A twist on the Lone Star classic Comanche Chicken Caesar and great served with Lone Star Vinnie.
- 2 large chicken breasts
- Lone Star Fire and Spice Oil Spray
- 200g fresh mesclun lettuce
- 1 Lebanese cucumber, sliced
- 1 punnet cherry tomatoes, halved
- 80g feta, cubed
- 50g sliced sun-dried tomatoes
- 40g pine nuts, roasted (or any other preferred nuts or seeds)
- Lone Star Vinaigrette
- Preheat oven to 200°c
- Pat chicken dry with paper towel. Spray chicken all over with Lone Star Fire and Spice seasoning oil and salt and pepper. Heat a large non-stick frying pan. Cook the chicken with a little oil for 2 1/2 mins each side or until golden brown. Roast for 15 minutes or until cooked through.
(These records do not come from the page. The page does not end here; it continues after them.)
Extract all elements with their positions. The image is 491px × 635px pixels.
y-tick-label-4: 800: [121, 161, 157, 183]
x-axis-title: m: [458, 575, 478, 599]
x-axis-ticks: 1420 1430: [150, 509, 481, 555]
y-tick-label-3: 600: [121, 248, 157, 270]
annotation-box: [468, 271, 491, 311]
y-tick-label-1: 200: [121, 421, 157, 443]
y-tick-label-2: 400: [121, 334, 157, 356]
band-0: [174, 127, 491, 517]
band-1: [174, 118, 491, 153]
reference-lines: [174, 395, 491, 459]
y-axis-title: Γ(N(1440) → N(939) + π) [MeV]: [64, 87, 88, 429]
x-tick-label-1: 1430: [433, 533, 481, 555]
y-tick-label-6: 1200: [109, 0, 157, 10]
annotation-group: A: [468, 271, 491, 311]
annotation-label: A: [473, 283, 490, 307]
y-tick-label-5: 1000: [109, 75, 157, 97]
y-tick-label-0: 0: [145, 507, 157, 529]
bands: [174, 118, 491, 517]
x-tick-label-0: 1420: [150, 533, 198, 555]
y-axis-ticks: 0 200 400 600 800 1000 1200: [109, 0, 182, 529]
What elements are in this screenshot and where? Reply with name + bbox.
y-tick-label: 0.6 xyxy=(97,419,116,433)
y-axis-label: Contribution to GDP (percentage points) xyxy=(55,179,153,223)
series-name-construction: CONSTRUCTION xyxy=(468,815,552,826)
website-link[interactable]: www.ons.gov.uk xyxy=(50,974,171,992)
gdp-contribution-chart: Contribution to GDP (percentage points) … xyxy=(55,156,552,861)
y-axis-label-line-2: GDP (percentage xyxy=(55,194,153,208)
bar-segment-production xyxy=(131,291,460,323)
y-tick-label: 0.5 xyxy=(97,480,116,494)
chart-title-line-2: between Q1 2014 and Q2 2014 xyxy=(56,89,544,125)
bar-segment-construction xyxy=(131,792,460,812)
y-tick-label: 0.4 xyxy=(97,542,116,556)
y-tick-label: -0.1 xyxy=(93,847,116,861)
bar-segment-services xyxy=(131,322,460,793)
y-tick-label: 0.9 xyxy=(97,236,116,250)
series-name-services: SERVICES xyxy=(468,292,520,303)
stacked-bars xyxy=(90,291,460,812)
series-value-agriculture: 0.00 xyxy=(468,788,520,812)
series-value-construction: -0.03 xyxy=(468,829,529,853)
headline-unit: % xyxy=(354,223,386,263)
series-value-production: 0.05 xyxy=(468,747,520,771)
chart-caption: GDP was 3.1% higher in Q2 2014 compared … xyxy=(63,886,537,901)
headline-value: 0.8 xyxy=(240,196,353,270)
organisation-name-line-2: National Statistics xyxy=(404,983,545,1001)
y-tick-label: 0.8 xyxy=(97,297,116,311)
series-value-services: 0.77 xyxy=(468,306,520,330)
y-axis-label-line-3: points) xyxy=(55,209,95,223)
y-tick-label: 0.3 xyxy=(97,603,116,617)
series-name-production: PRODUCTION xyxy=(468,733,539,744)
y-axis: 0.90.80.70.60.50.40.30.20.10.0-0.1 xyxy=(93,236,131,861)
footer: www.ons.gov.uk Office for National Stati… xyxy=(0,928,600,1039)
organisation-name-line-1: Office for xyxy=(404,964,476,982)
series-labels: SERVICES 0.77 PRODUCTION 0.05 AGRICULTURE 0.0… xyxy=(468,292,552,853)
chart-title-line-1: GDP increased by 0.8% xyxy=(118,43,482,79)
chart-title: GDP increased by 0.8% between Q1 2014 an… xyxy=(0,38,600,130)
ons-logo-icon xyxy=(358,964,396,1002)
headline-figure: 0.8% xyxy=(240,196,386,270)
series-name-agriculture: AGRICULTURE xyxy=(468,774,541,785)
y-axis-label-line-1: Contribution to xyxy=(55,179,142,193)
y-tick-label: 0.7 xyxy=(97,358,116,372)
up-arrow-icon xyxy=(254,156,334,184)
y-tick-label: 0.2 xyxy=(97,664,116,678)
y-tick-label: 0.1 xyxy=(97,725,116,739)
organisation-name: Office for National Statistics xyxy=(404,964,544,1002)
- Meanwhile, combine mesclun lettuce, cherry tomatoes, feta, sun-dried tomatoes, pine nuts and cucumber in a bowl. Toss to combine.
- Serve thickly sliced cooked and rested chicken, arranged around salad and dressed with Lone Star Vinaigrette.
*Resting the chicken breast with stop the juices running out when cut.